Развлекаясь и воспринимая Хорики лишь как товарища по развлечениям, я неизменно презирал его, временами даже стыдился своего приятельства, но итогом встреч с ним стало понимание, что даже ему я не соперник.
Однако поначалу я был убежден, что Хорики славный малый, на редкость славный, и даже привычная для меня боязнь людей отступила настолько, что я почти считал, что нашел прекрасного проводника по Токио.
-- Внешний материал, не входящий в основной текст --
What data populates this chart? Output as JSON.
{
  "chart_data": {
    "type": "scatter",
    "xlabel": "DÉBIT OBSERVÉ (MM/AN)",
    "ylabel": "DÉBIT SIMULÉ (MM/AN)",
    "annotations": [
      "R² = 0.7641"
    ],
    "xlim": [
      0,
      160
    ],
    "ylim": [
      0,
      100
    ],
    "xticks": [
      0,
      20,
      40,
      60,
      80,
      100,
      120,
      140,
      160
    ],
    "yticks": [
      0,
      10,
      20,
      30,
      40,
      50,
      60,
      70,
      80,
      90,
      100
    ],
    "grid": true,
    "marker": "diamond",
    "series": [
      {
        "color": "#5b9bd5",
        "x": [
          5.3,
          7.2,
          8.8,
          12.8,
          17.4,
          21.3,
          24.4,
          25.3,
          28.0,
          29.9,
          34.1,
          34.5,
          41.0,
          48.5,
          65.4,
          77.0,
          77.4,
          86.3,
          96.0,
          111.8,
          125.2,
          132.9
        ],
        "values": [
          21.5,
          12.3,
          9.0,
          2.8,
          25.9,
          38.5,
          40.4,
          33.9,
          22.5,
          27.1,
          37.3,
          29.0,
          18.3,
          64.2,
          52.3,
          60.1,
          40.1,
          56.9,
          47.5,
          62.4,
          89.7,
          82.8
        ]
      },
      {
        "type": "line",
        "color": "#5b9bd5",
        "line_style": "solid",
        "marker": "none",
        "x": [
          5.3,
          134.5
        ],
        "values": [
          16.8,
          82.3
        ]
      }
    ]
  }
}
Сказать по правде, в одиночку я боялся ездить в поездах из-за кондуктора, боялся войти в театр кабуки из-за капельдинерш, выстроившихся по обе стороны от устланной красным ковром лестницы у главного входа, заходя в ресторан, боялся обслуживающего столик помощника официанта, безмолвно ждущего за моей спиной, когда опустеют тарелки, и особенно боялся платить по счету: да, скованность жестов, с которой я протягивал деньги, расплачиваясь за какую-нибудь покупку, объяснялась не скупостью, а чрезмерной взвинченностью, чрезмерной стыдливостью, чрезмерной неловкостью и тревожностью, от страха кружилась голова, темнело в глазах, казалось, я схожу с ума, какое там торговаться – зачастую я забывал забрать не только сдачу, но и покупки, был попросту не в состоянии ориентироваться на улицах Токио самостоятельно и считал, что мне не остается ничего другого, кроме как целыми днями торчать дома.